Emily Parker

Personal information
- Full name: Emily Jane Parker
- Born: 11 August 2004 (age 21)

Sport
- Sport: Athletics
- Event(s): Middle-distance running, Steeplechase

Achievements and titles
- Personal best(s): 1500m: 4:09.63 (Loughborough, 2025) 3000m: 9:06.89 (Loughborough, 2025) 5000m: 15:33.85 (Birmingham, 2025) 3000m Steeplechase: 9:45.64 (Bergen, 2025) Marathon: 3:03:07 (Valencia, 2025)

Medal record
Women's athletics
Representing Great Britain
Summer World University Games
| Bronze medal – third place | 2025 Bochum | 5000 m |

= Emily Parker (runner) =

British long-distance runner (born 2004)

Emily Jane Parker (born 11 August 2004) is a British middle- and long-distance runner and steeplechaser.

==Biography==
Parker is from Dorset, and is a member of Poole Athletics Club. In May 2025, she won the 3000 metres competing for Team England at the Loughborough International in a personal best time of 9:06.89. She ran a 4:09.63 personal best for the 1500 metres at the British Milers Grand Prix in June 2025, finishing ahead of Holly Dixon and Lyla Belshaw.

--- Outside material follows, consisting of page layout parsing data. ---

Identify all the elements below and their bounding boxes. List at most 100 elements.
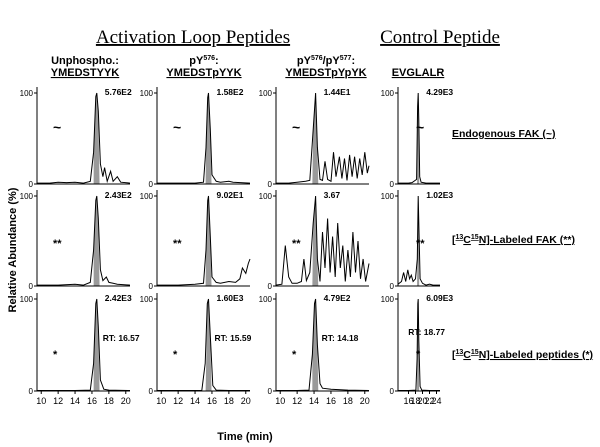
x-tick-label: 18 xyxy=(410,396,420,406)
chromatogram-trace xyxy=(276,92,370,184)
y-tick-label: 100 xyxy=(259,192,273,201)
peak-area xyxy=(312,93,319,184)
row-label-text: [ xyxy=(452,349,456,361)
chromatogram-panel: 0 100 ** 1.02E3 xyxy=(381,190,453,291)
row-label-text: N]-Labeled peptides (*) xyxy=(479,349,593,361)
panel-marker: ~ xyxy=(292,119,300,135)
chromatogram-panel: 0 100 ** 3.67 xyxy=(259,190,370,291)
section-title-control: Control Peptide xyxy=(380,27,500,48)
panel-marker: ~ xyxy=(53,119,61,135)
row-label-text: Endogenous FAK (~) xyxy=(452,128,556,140)
row-label-sup: 15 xyxy=(471,234,479,241)
row-label-sup: 13 xyxy=(456,234,464,241)
chromatogram-panel: 0 100 ~4.29E3 xyxy=(381,87,453,189)
y-tick-label: 100 xyxy=(140,89,154,98)
x-tick-label: 24 xyxy=(431,396,441,406)
intensity-label: 4.29E3 xyxy=(426,87,453,97)
chromatogram-trace xyxy=(157,298,250,391)
chromatogram-trace xyxy=(37,298,131,391)
x-tick-label: 18 xyxy=(224,396,234,406)
x-tick-label: 18 xyxy=(343,396,353,406)
row-label-text: N]-Labeled FAK (**) xyxy=(479,234,575,246)
chromatogram-trace xyxy=(398,298,440,391)
x-tick-label: 20 xyxy=(360,396,370,406)
peak-area xyxy=(205,196,212,286)
chromatogram-trace xyxy=(157,195,251,286)
row-label-text: C xyxy=(463,234,471,246)
header-text: /pY xyxy=(323,55,341,67)
y-tick-label: 100 xyxy=(381,89,395,98)
chromatogram-panel: 0 100 ~1.44E1 xyxy=(259,87,370,189)
y-tick-label: 0 xyxy=(29,282,34,291)
x-tick-label: 12 xyxy=(292,396,302,406)
chromatogram-panels: 0100~5.76E20100~1.58E20100~1.44E10100~4.… xyxy=(20,87,453,406)
column-header-line2: YMEDSTpYpYK xyxy=(285,67,366,79)
y-tick-label: 0 xyxy=(268,282,273,291)
peak-area xyxy=(93,196,100,286)
retention-time-label: RT: 16.57 xyxy=(103,333,140,343)
chromatogram-trace xyxy=(276,298,370,391)
y-tick-label: 0 xyxy=(149,180,154,189)
x-tick-label: 22 xyxy=(424,396,434,406)
intensity-label: 1.58E2 xyxy=(216,87,243,97)
intensity-label: 3.67 xyxy=(324,190,341,200)
y-tick-label: 100 xyxy=(20,192,34,201)
retention-time-label: RT: 14.18 xyxy=(322,333,359,343)
panel-marker: * xyxy=(173,349,178,361)
x-tick-label: 20 xyxy=(417,396,427,406)
header-sup: 576 xyxy=(203,55,215,62)
y-tick-label: 0 xyxy=(268,180,273,189)
panel-marker: ** xyxy=(53,238,62,250)
intensity-label: 1.60E3 xyxy=(216,293,243,303)
y-tick-label: 100 xyxy=(259,89,273,98)
y-tick-label: 0 xyxy=(390,282,395,291)
section-title-activation: Activation Loop Peptides xyxy=(96,27,290,48)
x-tick-label: 16 xyxy=(403,396,413,406)
panel-marker: ~ xyxy=(416,119,424,135)
panel-marker: * xyxy=(292,349,297,361)
x-tick-label: 16 xyxy=(326,396,336,406)
intensity-label: 9.02E1 xyxy=(216,190,243,200)
chromatogram-panel: 0 100 10 12 14 16 18 20 * 2.42E3 RT: 16.57 xyxy=(20,293,140,406)
x-tick-label: 20 xyxy=(241,396,251,406)
x-tick-label: 10 xyxy=(275,396,285,406)
y-tick-label: 100 xyxy=(381,295,395,304)
header-sup: 576 xyxy=(311,55,323,62)
intensity-label: 4.79E2 xyxy=(324,293,351,303)
x-axis-label: Time (min) xyxy=(217,431,273,443)
y-tick-label: 0 xyxy=(149,387,154,396)
x-tick-label: 18 xyxy=(104,396,114,406)
header-text: Unphospho.: xyxy=(51,55,119,67)
header-text: : xyxy=(351,55,355,67)
y-tick-label: 0 xyxy=(29,387,34,396)
header-text: : xyxy=(215,55,219,67)
chromatogram-trace xyxy=(157,92,251,184)
chromatogram-panel: 0 100 10 12 14 16 18 20 * 4.79E2 RT: 14.18 xyxy=(259,293,370,406)
row-label-sup: 13 xyxy=(456,349,464,356)
row-label-sup: 15 xyxy=(471,349,479,356)
row-label-text: C xyxy=(463,349,471,361)
x-tick-label: 16 xyxy=(207,396,217,406)
intensity-label: 2.42E3 xyxy=(105,293,132,303)
chromatogram-panel: 0 100 10 12 14 16 18 20 * 1.60E3 RT: 15.59 xyxy=(140,293,252,406)
chromatogram-trace xyxy=(37,92,131,184)
intensity-label: 2.43E2 xyxy=(105,190,132,200)
x-tick-label: 14 xyxy=(309,396,319,406)
x-tick-label: 12 xyxy=(173,396,183,406)
panel-marker: ** xyxy=(173,238,182,250)
header-sup: 577 xyxy=(340,55,352,62)
column-header-line2: YMEDSTYYK xyxy=(51,67,120,79)
retention-time-label: RT: 15.59 xyxy=(214,333,251,343)
intensity-label: 1.44E1 xyxy=(324,87,351,97)
x-tick-label: 12 xyxy=(53,396,63,406)
x-tick-label: 20 xyxy=(121,396,131,406)
column-header-line2: YMEDSTpYYK xyxy=(166,67,241,79)
chromatogram-trace xyxy=(275,195,370,286)
x-tick-label: 14 xyxy=(190,396,200,406)
row-label: Endogenous FAK (~) xyxy=(452,128,556,140)
y-tick-label: 0 xyxy=(29,180,34,189)
y-tick-label: 0 xyxy=(390,180,395,189)
y-tick-label: 100 xyxy=(140,295,154,304)
intensity-label: 5.76E2 xyxy=(105,87,132,97)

She was named in the British team for the 2025 European Athletics U23 Championships in Bergen, Norway and placed fifth in the final of the 3000 metres steeplechase. She was named in the British team for the 2025 Summer World University Games in Germany, where she won the bronze medal in the women's
5000 metres. On 2 August, she placed fourth in the final of the 3000 metres steeplechase at the 2025 UK Athletics Championships in Birmingham in 9:47.76.

Parker was runner-up in the under-23 race at the Liverpool Cross Challenge on 22 November 2025, finishing behind Megan Harris. She was selected as part of the British team for the under-23 race at the 2025 European Cross Country Championships, placing 13th as the highest British finisher as the British team placed fifth overall. Parker won the 3000 metres race at the British Universities & Colleges Sport (BUCS) Indoor Championships in February 2026. The following month, she placed second at the BUCS Cross-Country Championships in Leicestershire, also winning a team gold medal with Loughborough University.

==Personal life==
She studied at Loughborough University.